Los duelistas

Con poco más de cuatro meses por delante, el nuevo presidente no deja de ser un futuro candidato

Estaba cantado. Dieciséis son más que más que catorce. Salado sería presidente de la Diputación y lo fue. Solo podía aguarle la fiesta que a Ciudadanos le diese un barrunto y cambiase de bando. Nada probable una vez que la distancia con el PSOE aumenta cada día hasta hacerse insalvable. E imposible desde el momento en el que cada fuerza de izquierda presentaba su propio candidato, impidiendo la hipotética suma. Reglamentariamente, el rechazo a la candidatura popular debía manifestarse mediante el apoyo a otra mejor y todos coincidieron en encontrarla en sus menguadas filas.

Si la elección de cualquier candidato demanda un mínimo análisis, la apuesta socialista exige una reflexión en profundidad e independiente de los méritos que pueda albergar la persona. Reflexión centrada en la única condición que le hacía realmente diferente de los demás: horas antes, había anunciado la renuncia a su puesto en la Diputación que pretendía presidir para pasar al Parlamento andaluz. Lo que, más allá de la lógica de las matemáticas, hacía absurdo cualquier apoyo que no fuera el meramente disciplinario. Con poco más de cuatro meses por delante, el nuevo presidente no deja de ser un futuro candidato. Condición que comparte con los fallidos aspirantes. Y en esto, el PSOE perdió una oportunidad de oro el pasado sábado. Francisco Conejo se despidió de la entidad supramunicipal para perseguir a Bendodo hasta Sevilla en un gesto propio del mismísimo Gabrile Feraud, en Los duelistas de Joseph Conrad. Soltó su arenga y explicó las cien mil razones por las que no es bueno un gobierno popular en diputación. A Bendodo, como al teniente D´Hubert, la guerra le ha proporcionado un ascenso que momentáneamente le librará de algunos duelos, mientras que Salado intentará sacar brillo a sus nuevas charreteras de general cara al próximo enfrentamiento de mayo. Frente a ellos, la lectura que sobrevuela las filas socialistas es que, desaparecido el portaestandarte, nadie es digno de dicho honor. Y sin abanderado a quien seguir, la victoria es simplemente imposible.

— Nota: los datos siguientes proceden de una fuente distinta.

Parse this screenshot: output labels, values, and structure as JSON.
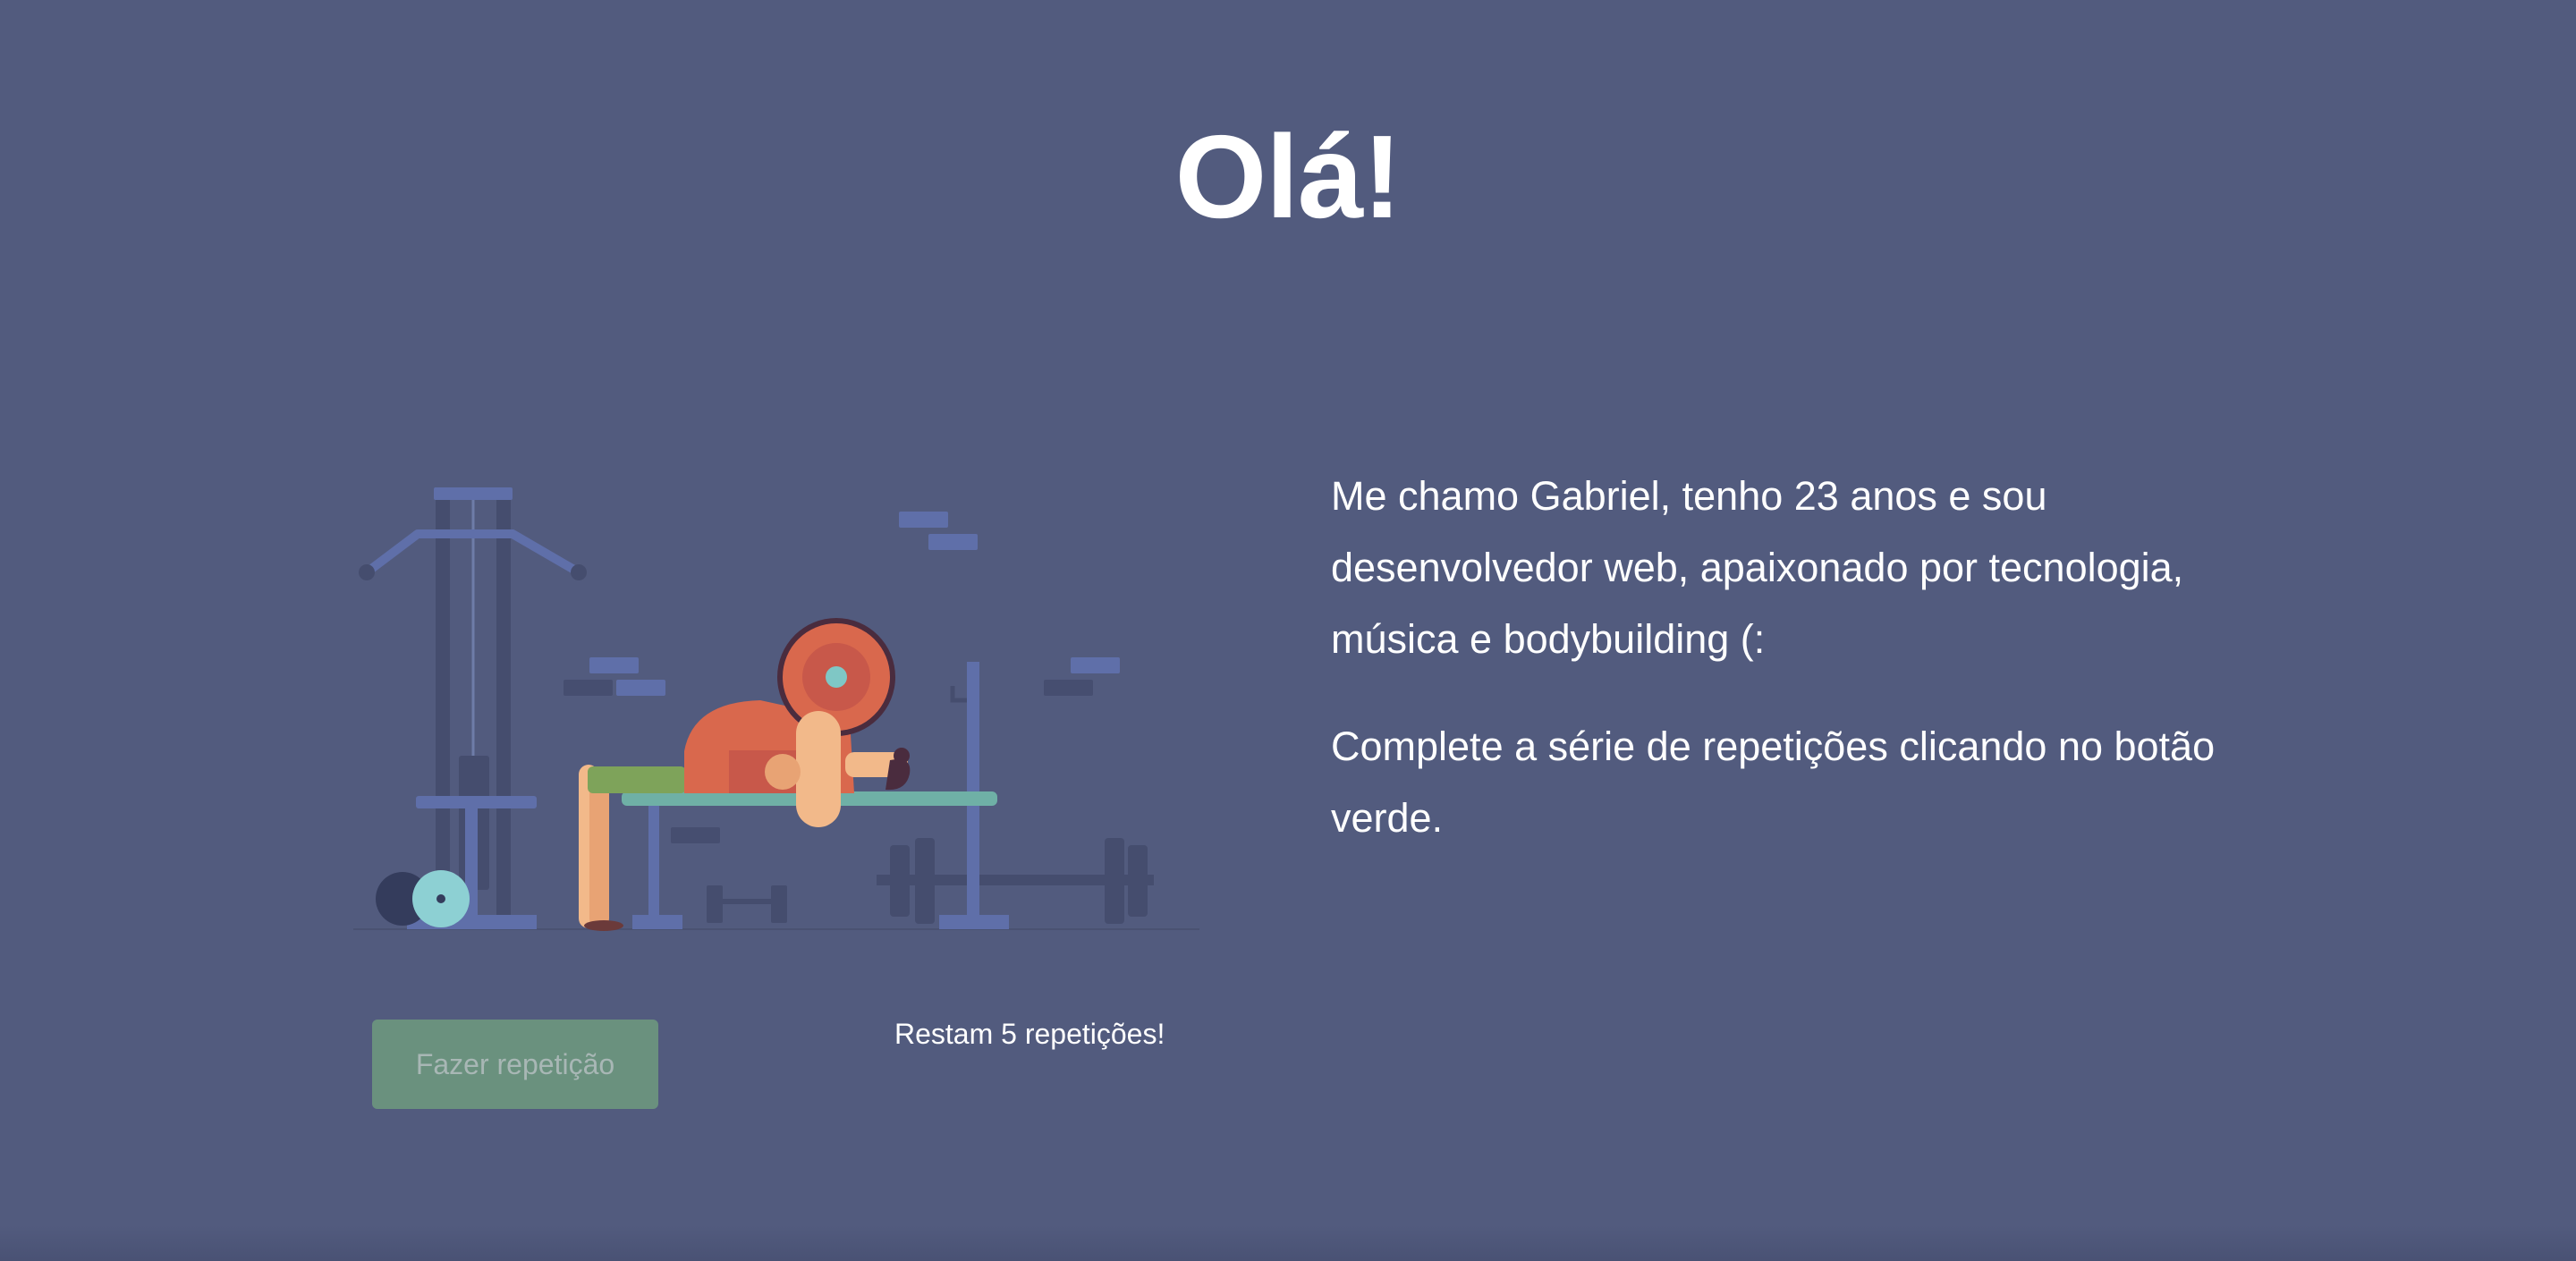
{
  "heading": "Olá!",
  "intro_text": "Me chamo Gabriel, tenho 23 anos e sou desenvolvedor web, apaixonado por tecnologia, música e bodybuilding (:",
  "instructions_text": "Complete a série de repetições clicando no botão verde.",
  "repetition_button": {
    "label": "Fazer repetição",
    "state": "disabled"
  },
  "counter_text": "Restam 5 repetições!",
  "illustration": {
    "icon": "bench-press-illustration"
  },
  "colors": {
    "background": "#525b7e",
    "button": "#6a917e",
    "button_text": "#a8b7b5",
    "text": "#ffffff"
  }
}
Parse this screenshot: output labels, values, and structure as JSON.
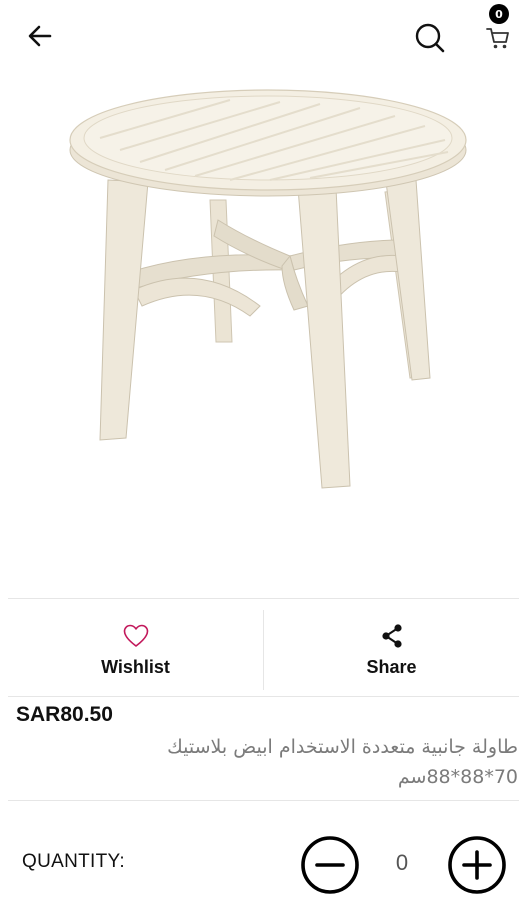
{
  "header": {
    "back_icon": "arrow-left-icon",
    "search_icon": "search-icon",
    "cart_icon": "cart-icon",
    "cart_count": "0"
  },
  "product": {
    "image_alt": "",
    "price": "SAR80.50",
    "title": "طاولة جانبية  متعددة الاستخدام  ابيض بلاستيك 70*88*88سم"
  },
  "actions": {
    "wishlist_label": "Wishlist",
    "wishlist_icon": "heart-icon",
    "wishlist_color": "#c2185b",
    "share_label": "Share",
    "share_icon": "share-icon"
  },
  "quantity": {
    "label": "QUANTITY:",
    "value": "0",
    "minus_icon": "minus-circle-icon",
    "plus_icon": "plus-circle-icon"
  }
}
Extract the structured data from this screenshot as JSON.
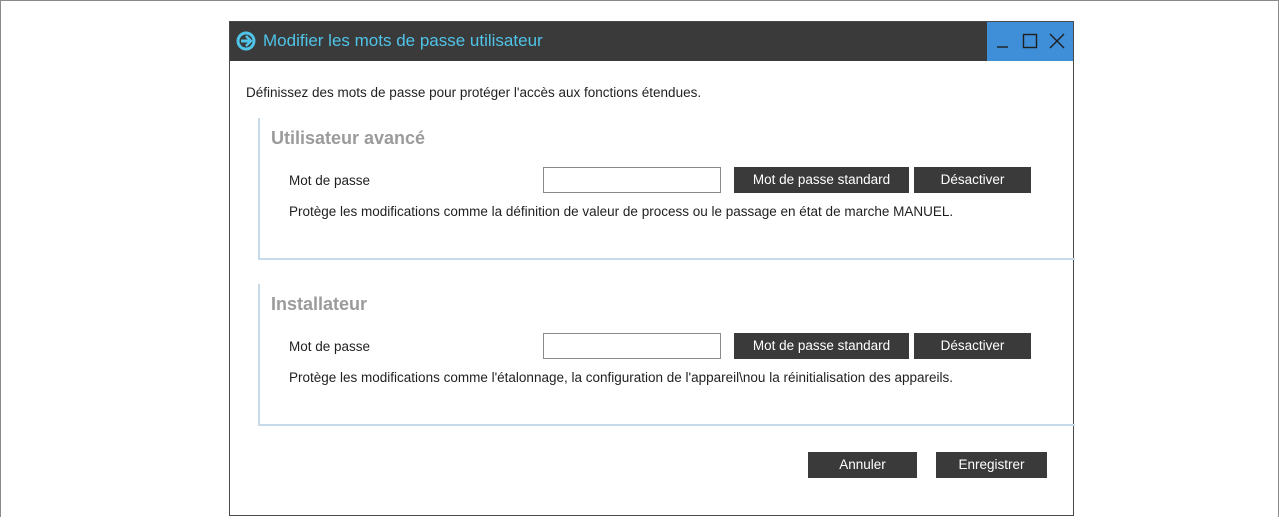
{
  "window": {
    "title": "Modifier les mots de passe utilisateur",
    "title_color": "#4fc3e8",
    "titlebar_color": "#3a3a3a",
    "controls_color": "#3f8fd8",
    "icons": {
      "app": "app-logo-icon",
      "minimize": "minimize-icon",
      "maximize": "maximize-icon",
      "close": "close-icon"
    }
  },
  "intro_text": "Définissez des mots de passe pour protéger l'accès aux fonctions étendues.",
  "sections": [
    {
      "title": "Utilisateur avancé",
      "field_label": "Mot de passe",
      "password_value": "",
      "standard_button": "Mot de passe standard",
      "disable_button": "Désactiver",
      "description": "Protège les modifications comme la définition de valeur de process ou le passage en état de marche MANUEL."
    },
    {
      "title": "Installateur",
      "field_label": "Mot de passe",
      "password_value": "",
      "standard_button": "Mot de passe standard",
      "disable_button": "Désactiver",
      "description": "Protège les modifications comme l'étalonnage, la configuration de l'appareil\\nou la réinitialisation des appareils."
    }
  ],
  "footer": {
    "cancel_label": "Annuler",
    "save_label": "Enregistrer"
  },
  "colors": {
    "button_bg": "#3a3a3a",
    "section_border": "#c8d9e8",
    "section_title": "#9b9b9b"
  }
}
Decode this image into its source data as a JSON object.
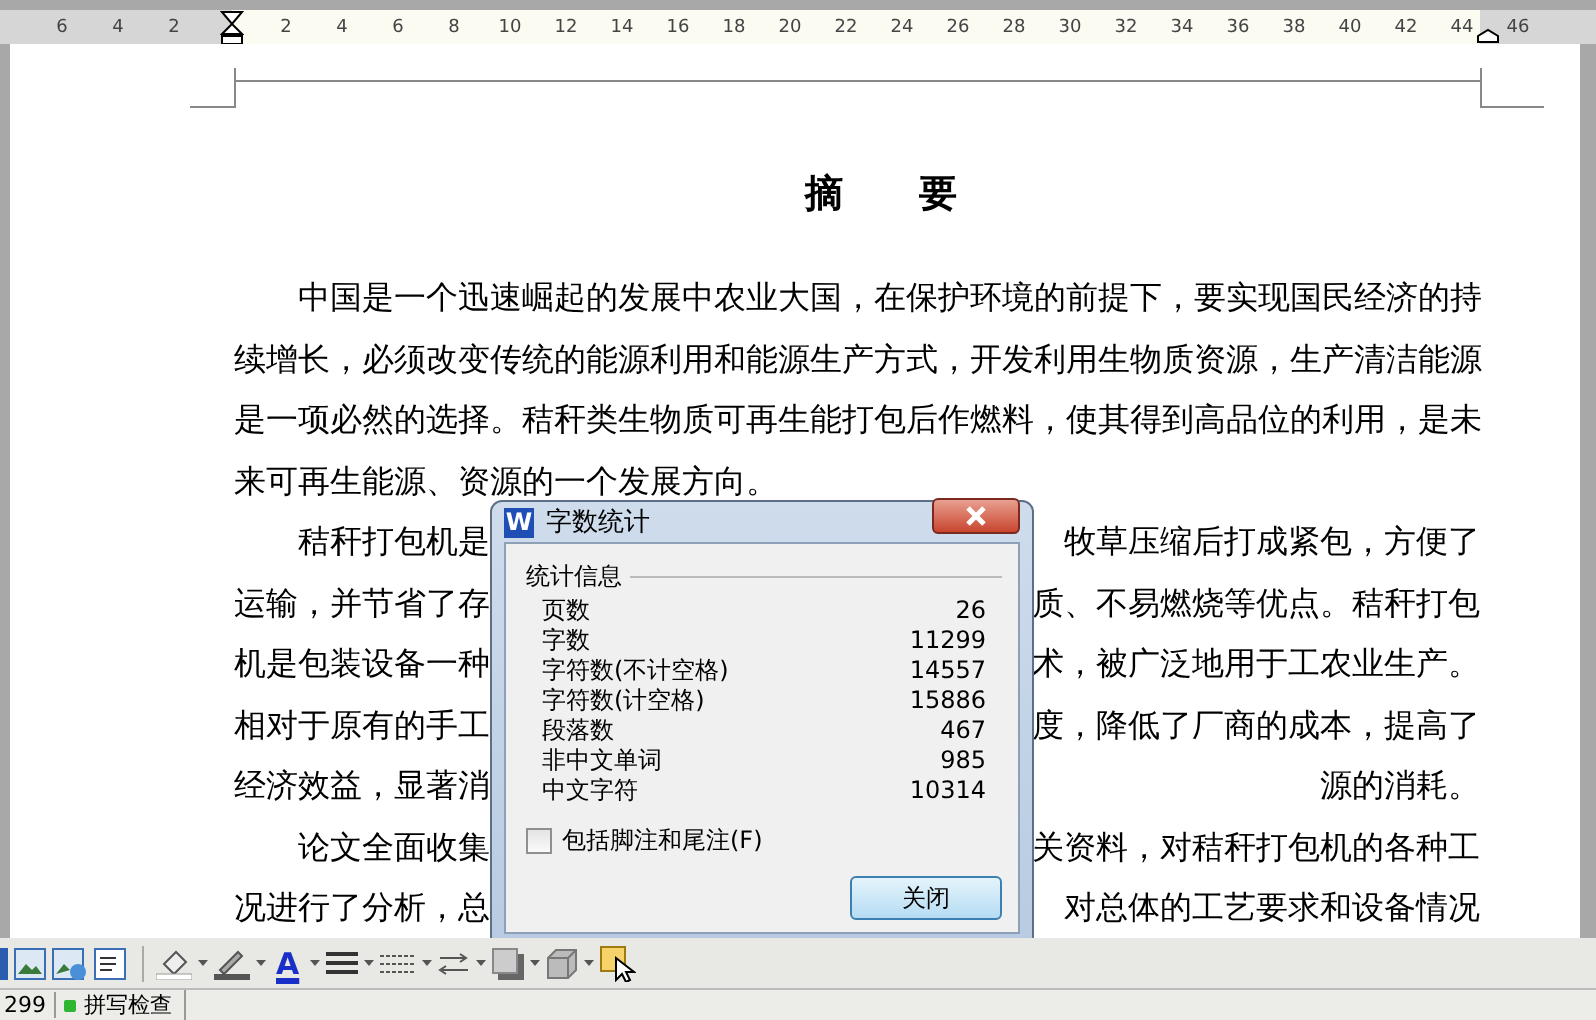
{
  "ruler": {
    "left_numbers": [
      "6",
      "4",
      "2"
    ],
    "numbers": [
      "2",
      "4",
      "6",
      "8",
      "10",
      "12",
      "14",
      "16",
      "18",
      "20",
      "22",
      "24",
      "26",
      "28",
      "30",
      "32",
      "34",
      "36",
      "38",
      "40",
      "42",
      "44",
      "46"
    ]
  },
  "document": {
    "title": "摘　　要",
    "lines": [
      {
        "indent": true,
        "left": "中国是一个迅速崛起的发展中农业大国，在保护环境的前提下，要实现国民经济的持"
      },
      {
        "indent": false,
        "left": "续增长，必须改变传统的能源利用和能源生产方式，开发利用生物质资源，生产清洁能源"
      },
      {
        "indent": false,
        "left": "是一项必然的选择。秸秆类生物质可再生能打包后作燃料，使其得到高品位的利用，是未"
      },
      {
        "indent": false,
        "left": "来可再生能源、资源的一个发展方向。"
      },
      {
        "indent": true,
        "left": "秸秆打包机是",
        "right": "牧草压缩后打成紧包，方便了"
      },
      {
        "indent": false,
        "left": "运输，并节省了存",
        "right": "质、不易燃烧等优点。秸秆打包"
      },
      {
        "indent": false,
        "left": "机是包装设备一种",
        "right": "术，被广泛地用于工农业生产。"
      },
      {
        "indent": false,
        "left": "相对于原有的手工",
        "right": "度，降低了厂商的成本，提高了"
      },
      {
        "indent": false,
        "left": "经济效益，显著消",
        "right": "源的消耗。"
      },
      {
        "indent": true,
        "left": "论文全面收集",
        "right": "关资料，对秸秆打包机的各种工"
      },
      {
        "indent": false,
        "left": "况进行了分析，总",
        "right": "对总体的工艺要求和设备情况"
      }
    ]
  },
  "dialog": {
    "icon_text": "W",
    "title": "字数统计",
    "group": "统计信息",
    "stats": [
      {
        "label": "页数",
        "value": "26"
      },
      {
        "label": "字数",
        "value": "11299"
      },
      {
        "label": "字符数(不计空格)",
        "value": "14557"
      },
      {
        "label": "字符数(计空格)",
        "value": "15886"
      },
      {
        "label": "段落数",
        "value": "467"
      },
      {
        "label": "非中文单词",
        "value": "985"
      },
      {
        "label": "中文字符",
        "value": "10314"
      }
    ],
    "checkbox": {
      "label": "包括脚注和尾注(F)",
      "checked": false
    },
    "button": "关闭"
  },
  "toolbar": {
    "font_color_letter": "A"
  },
  "status_bar": {
    "page": "299",
    "spell_check": "拼写检查"
  }
}
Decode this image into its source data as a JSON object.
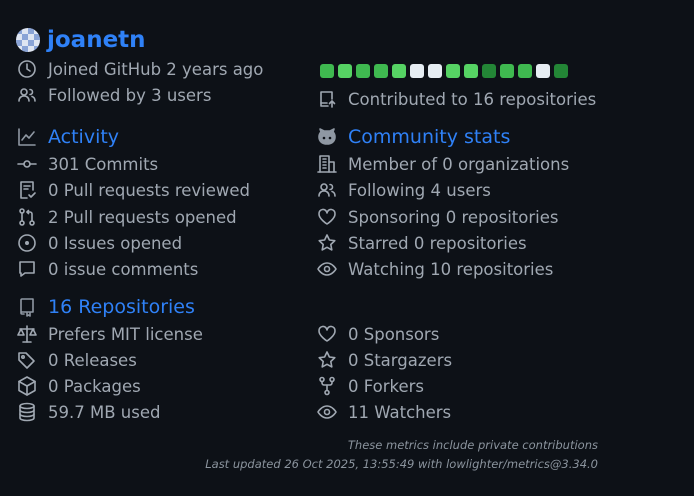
{
  "profile": {
    "username": "joanetn",
    "joined": "Joined GitHub 2 years ago",
    "followers": "Followed by 3 users",
    "contributed": "Contributed to 16 repositories"
  },
  "calendar": {
    "colors": [
      "#3fb950",
      "#56d364",
      "#3fb950",
      "#3fb950",
      "#56d364",
      "#e6edf3",
      "#e6edf3",
      "#56d364",
      "#56d364",
      "#238636",
      "#3fb950",
      "#3fb950",
      "#e6edf3",
      "#238636"
    ]
  },
  "activity": {
    "title": "Activity",
    "items": [
      "301 Commits",
      "0 Pull requests reviewed",
      "2 Pull requests opened",
      "0 Issues opened",
      "0 issue comments"
    ]
  },
  "community": {
    "title": "Community stats",
    "items": [
      "Member of 0 organizations",
      "Following 4 users",
      "Sponsoring 0 repositories",
      "Starred 0 repositories",
      "Watching 10 repositories"
    ]
  },
  "repositories": {
    "title": "16 Repositories",
    "left": [
      "Prefers MIT license",
      "0 Releases",
      "0 Packages",
      "59.7 MB used"
    ],
    "right": [
      "0 Sponsors",
      "0 Stargazers",
      "0 Forkers",
      "11 Watchers"
    ]
  },
  "footer": {
    "line1": "These metrics include private contributions",
    "line2": "Last updated 26 Oct 2025, 13:55:49 with lowlighter/metrics@3.34.0"
  },
  "colors": {
    "accent": "#2f81f7",
    "text": "#a0a8b2",
    "background": "#0d1117"
  }
}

El resultado de las últimas elecciones andaluzas exige una reflexión en la izquierda que no puede ignorar preguntarse si los actuales protagonistas de la novela son los idóneos para esta historia. Aunque la respuesta no es fácil, una cosa sí es cierta: la solución no parece que sea negar cualquier recambio, incluso por uno de tus acólitos.